Johnson has new 70-mile trek between operations

By SEAN CLOUGHERTY
Managing Editor

GOLDSBORO, Md. (June 10, 2014) — Brian Johnson said he wrestled with the decision for more than a month before he decided to buy a 300-acre farm in Caroline County, about 70 miles from where he lives and farms in Somerset County on the Lower Eastern Shore.
“I’ve had people tell me I’m crazy,” the 34-year-old grain, beef cattle and poultry farmer said. “I don’t know whether I am or not. I hope it was worth the risk. We’ll find out.”
While the loss of farmland statewide in Maryland has leveled off in the last decade, according to the U.S. Census of Agriculture, the old adage that “they’re not making any more of it” still applies, and for farmers who want to expand their operations, that more often means looking farther away from home.
Census data also show farm operation cost increases outpacing increases to farm income, 25.4 percent to 20.8 percent respectively, pushing farmers to expand their operations to spread costs over more acres and increase income.
“As farmers look at growing a farm, it’s no longer an option to stay five to 10 miles within your home farm,” said Ben Alder, real estate agent at Sperry Van Ness-Miller Commercial Real Estate who listed the farm Johnson bought. “I think there’s a lot of farmers who 20 years ago didn’t think they’d be farming where they are today.”
Johnson said in his case, there were few if any opportunities to buy land in the county where he lives and he didn’t want to get into bidding wars with neighboring farmers to rent farms nearby.

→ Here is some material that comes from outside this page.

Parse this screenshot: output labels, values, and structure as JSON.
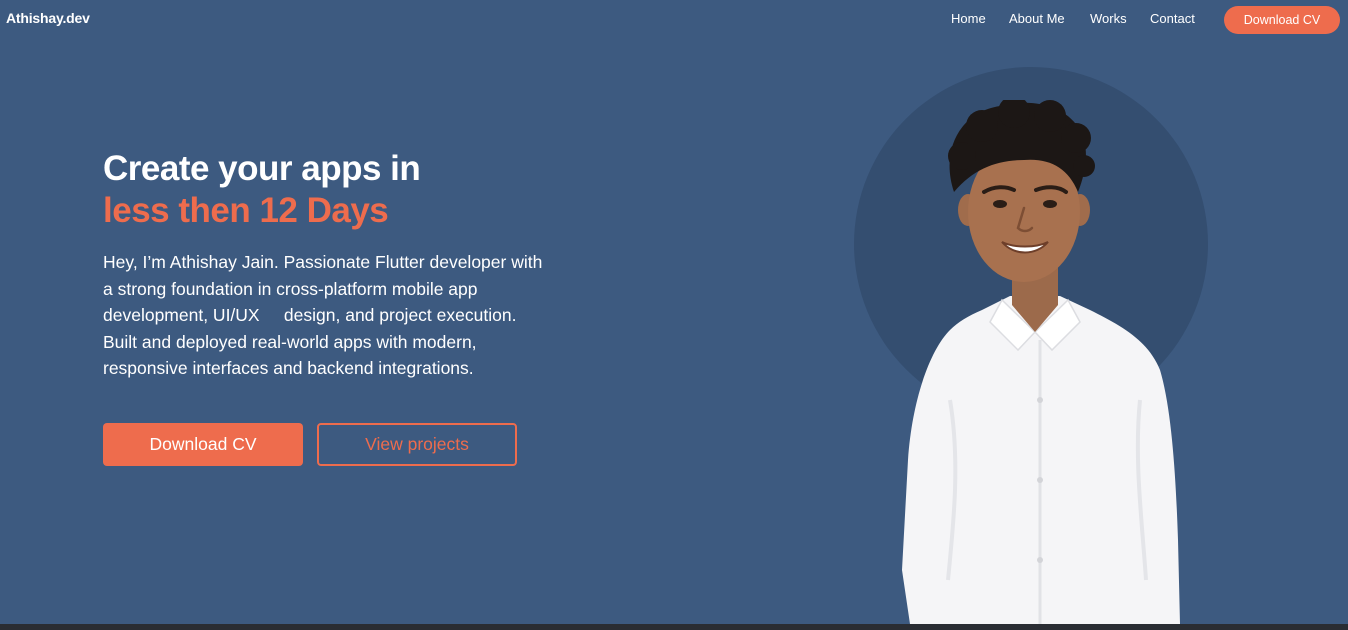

“It’s hard to expand at home, well, anywhere I guess,” Johnson said. “In Somerset County, generally, it doesn’t change hands unless somebody dies,” he said. “The bigger you get, you can’t just get a piece next door. If you want to grow, you have to travel.”
Last week, with his chicken houses empty and field work on his Lower Shore farms halted by heavy rain, Johnson made the three-hour trip to Caroline County in his tractor and planter to plant no-till soybeans.
He had the field sprayed by a custom applicator before planting and anticipates doing the same for applications during the growing season since he also does custom spraying for farmers on the Lower Shore.
The farm is within 15 miles of three different grain elevators, Johnson added, which made the farm more attractive.
“As long as I stay in no-till and don’t rut it up, I just have to come up twice a year,” he said.
One drawback he said of farming that far from home is if he gets stuck in the field or breaks down, he’s alone, but through his invovlement in Farm Bureau and other organizations, he said there are friends nearby he can call to help if needed.
The Goldsboro farm brings Johnson’s farmed acreage up to about 1,400, with about 100 acres of that in hay and pasture for his beef cattle herd.
With three children and his oldest son, Ben, interested in farming, the decision to buy land a few counties away was more about them than him, he said.
“I’m trying to look to the future,” Johnson said. “I have a son that wants to farm, and I don’t want to quit yet. If I turned it down, I wouldn’t get another chance at it.”